L’avvocato di Miano, Gioacchino Genchi, ha presentato un ricorso al tribunale del Riesame per chiedere la scarcerazione e il trasferimento dell’indagine alla procura di Perugia. Giovedì i giudici l’hanno respinta dopo il parere negativo della procura di Napoli.

La strategia difensiva di Genchi è che Miano sia un hacker talmente bravo che grazie alle sue conoscenze avrebbe potuto compromettere l’intero sistema giudiziario italiano, ma avrebbe deciso di non farlo perché non è un criminale. «Aveva a disposizione tutte le caselle mail usate per trasmettere le notizie di reato, gli ordini di fermo, le misure cautelari e i decreti di intercettazione di tutte le procure e le direzioni distrettuali antimafia d’Italia», ha detto Genchi. «Se Miano fosse stato un criminale avrebbe potuto mandare veramente in tilt il sistema […] ma non l’ha fatto: gli unici dati che ha visto sono quelli che lo riguardano, ossessionato e preoccupato com’era delle indagini sul suo conto».
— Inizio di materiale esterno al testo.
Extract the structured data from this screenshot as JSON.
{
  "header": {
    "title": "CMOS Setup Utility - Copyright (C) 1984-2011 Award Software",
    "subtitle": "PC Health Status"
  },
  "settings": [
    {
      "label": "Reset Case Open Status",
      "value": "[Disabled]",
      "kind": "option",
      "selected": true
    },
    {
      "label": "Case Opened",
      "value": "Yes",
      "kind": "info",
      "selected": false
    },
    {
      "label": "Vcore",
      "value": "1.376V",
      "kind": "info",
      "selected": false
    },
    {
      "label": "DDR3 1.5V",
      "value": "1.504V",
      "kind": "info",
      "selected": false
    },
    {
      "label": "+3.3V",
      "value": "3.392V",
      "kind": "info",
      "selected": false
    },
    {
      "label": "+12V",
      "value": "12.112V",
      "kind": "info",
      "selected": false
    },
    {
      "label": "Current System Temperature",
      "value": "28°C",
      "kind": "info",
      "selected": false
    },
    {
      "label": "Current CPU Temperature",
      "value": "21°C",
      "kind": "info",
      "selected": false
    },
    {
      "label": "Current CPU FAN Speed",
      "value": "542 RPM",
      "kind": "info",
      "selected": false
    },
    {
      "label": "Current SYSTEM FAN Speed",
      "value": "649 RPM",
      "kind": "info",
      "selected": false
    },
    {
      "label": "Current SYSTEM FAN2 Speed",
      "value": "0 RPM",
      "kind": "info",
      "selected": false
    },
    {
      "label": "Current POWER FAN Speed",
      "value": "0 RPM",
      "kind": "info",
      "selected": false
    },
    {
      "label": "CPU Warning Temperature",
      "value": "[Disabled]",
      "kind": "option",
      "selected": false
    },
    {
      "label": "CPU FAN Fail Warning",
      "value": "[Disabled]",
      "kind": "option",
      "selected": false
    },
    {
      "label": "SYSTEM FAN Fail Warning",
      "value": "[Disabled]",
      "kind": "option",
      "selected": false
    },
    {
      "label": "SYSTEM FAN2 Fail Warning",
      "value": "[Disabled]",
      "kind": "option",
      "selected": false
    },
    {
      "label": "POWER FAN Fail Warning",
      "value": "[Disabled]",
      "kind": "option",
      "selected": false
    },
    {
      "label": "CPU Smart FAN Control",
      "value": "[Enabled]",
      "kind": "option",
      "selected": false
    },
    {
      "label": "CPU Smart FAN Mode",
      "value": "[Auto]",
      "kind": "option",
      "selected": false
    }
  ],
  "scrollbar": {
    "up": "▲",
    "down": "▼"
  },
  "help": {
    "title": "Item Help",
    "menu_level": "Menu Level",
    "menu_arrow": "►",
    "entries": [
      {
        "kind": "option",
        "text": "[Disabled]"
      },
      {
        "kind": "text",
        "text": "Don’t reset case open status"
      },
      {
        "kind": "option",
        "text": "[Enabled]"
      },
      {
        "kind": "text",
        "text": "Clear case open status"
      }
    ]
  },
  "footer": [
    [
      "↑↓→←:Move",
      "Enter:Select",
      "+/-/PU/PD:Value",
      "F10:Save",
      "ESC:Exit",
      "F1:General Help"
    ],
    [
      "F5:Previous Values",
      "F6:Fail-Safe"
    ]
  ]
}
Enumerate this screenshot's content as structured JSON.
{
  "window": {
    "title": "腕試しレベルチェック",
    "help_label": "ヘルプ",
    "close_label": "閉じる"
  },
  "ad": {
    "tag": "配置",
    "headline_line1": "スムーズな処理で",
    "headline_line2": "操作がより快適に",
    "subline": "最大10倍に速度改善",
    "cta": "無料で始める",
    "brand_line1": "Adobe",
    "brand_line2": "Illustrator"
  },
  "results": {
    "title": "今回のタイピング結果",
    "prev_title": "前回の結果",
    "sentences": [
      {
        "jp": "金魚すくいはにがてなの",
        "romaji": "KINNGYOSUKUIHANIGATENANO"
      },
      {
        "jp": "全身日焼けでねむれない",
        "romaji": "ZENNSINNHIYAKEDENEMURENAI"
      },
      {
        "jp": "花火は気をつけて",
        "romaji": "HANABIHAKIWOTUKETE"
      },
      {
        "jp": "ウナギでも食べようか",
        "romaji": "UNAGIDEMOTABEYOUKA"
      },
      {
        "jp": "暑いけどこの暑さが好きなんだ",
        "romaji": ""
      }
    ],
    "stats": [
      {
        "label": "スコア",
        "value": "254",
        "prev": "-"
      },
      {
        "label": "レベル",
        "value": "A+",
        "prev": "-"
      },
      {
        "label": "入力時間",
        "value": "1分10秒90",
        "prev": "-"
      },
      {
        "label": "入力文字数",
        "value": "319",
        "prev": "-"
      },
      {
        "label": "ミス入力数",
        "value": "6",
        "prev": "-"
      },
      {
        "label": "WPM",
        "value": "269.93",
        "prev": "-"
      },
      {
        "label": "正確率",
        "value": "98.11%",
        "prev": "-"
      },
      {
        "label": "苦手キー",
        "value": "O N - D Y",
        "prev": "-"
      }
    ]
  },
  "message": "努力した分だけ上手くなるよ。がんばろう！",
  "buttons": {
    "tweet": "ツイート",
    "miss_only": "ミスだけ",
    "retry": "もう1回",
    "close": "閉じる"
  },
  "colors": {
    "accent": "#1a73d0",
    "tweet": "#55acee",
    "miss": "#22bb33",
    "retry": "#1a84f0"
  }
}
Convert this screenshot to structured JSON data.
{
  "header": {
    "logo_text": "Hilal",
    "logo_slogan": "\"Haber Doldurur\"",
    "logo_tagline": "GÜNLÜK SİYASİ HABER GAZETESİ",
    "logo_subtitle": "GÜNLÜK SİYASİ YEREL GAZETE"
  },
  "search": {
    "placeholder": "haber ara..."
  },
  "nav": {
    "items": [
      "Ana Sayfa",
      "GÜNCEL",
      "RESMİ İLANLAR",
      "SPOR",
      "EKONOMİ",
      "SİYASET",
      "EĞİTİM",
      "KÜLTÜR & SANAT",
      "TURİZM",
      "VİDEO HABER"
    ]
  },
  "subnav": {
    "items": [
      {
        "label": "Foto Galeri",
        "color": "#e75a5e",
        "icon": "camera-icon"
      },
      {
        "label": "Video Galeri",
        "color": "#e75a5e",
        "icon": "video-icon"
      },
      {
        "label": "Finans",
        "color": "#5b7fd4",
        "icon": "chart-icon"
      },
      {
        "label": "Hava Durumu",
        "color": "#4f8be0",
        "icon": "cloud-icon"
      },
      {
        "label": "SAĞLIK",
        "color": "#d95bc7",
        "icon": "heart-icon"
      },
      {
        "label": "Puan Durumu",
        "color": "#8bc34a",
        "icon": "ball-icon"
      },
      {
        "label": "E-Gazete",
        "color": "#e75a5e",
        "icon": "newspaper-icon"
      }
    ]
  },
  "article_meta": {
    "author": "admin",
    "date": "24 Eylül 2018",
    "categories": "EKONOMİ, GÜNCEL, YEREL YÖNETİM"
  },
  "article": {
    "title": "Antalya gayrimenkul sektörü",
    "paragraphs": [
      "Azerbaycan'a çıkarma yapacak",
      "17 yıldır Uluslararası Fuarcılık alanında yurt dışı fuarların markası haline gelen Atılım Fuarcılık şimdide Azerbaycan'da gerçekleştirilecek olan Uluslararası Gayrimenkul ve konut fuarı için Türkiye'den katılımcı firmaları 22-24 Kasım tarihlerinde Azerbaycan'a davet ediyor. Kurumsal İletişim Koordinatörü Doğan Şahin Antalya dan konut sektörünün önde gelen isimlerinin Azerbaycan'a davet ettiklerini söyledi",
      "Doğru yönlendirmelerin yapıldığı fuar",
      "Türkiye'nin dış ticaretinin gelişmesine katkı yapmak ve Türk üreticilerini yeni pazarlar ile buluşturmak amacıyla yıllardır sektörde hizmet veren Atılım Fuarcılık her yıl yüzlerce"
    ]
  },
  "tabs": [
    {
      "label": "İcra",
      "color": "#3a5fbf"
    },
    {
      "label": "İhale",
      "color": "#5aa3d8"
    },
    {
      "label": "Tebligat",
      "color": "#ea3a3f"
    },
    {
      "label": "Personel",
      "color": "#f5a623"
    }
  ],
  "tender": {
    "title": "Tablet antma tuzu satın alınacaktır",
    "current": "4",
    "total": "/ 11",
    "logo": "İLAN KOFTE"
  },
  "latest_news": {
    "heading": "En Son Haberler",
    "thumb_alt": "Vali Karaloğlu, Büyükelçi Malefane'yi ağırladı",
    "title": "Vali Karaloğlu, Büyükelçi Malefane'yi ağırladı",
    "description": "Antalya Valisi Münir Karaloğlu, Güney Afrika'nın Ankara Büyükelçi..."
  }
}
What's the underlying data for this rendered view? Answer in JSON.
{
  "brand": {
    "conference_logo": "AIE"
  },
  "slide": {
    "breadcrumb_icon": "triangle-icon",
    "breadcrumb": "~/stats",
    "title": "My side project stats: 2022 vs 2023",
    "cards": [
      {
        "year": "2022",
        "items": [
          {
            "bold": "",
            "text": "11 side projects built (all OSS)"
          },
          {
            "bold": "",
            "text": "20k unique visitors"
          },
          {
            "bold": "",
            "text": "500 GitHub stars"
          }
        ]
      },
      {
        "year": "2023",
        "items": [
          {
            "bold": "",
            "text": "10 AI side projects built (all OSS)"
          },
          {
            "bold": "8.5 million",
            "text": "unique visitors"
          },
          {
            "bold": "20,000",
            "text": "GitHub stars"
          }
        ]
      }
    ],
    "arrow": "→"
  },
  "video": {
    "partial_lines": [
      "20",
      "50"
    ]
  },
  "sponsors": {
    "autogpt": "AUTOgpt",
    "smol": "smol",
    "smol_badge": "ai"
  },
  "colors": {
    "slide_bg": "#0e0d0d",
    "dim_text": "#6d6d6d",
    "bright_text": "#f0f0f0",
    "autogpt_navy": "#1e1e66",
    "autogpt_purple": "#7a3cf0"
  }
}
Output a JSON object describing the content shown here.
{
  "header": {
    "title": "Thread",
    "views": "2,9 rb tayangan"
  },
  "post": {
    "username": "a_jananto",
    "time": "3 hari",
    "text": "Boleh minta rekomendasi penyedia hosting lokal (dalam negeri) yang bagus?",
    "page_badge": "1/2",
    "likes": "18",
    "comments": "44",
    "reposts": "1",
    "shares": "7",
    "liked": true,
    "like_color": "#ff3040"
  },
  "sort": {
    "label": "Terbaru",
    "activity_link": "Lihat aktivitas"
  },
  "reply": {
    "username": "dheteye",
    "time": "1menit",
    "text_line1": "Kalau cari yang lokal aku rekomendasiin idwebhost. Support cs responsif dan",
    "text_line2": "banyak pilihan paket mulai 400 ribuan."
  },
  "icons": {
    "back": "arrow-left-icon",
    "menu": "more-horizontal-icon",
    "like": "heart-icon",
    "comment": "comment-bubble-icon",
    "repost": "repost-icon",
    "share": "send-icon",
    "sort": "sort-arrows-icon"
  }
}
Genchi ha anche contestato l’accusa di danneggiamento del sistema informatico, appellandosi alle evidenti lacune che hanno permesso a Miano di entrare in diverse reti. Secondo Genchi il sistema informatico era già disastrato di per sé e privo di protezioni minime che avrebbero dovuto prevenire e impedire le intrusioni.

Il procuratore capo di Napoli Nicola Gratteri ha detto che Miano «ha fatto girare la testa» per un anno ai magistrati di Napoli, un modo per dire che le indagini sono state più complesse del previsto. Miano infatti poteva spiare la stessa procura che lo stava indagando. Quando i magistrati se ne sono accorti hanno smesso di usare le caselle di posta elettronica e WhatsApp. Tutte le comunicazioni sono state fatte a voce o scritte a penna. Solo così la procura è riuscita a portare avanti l’inchiesta.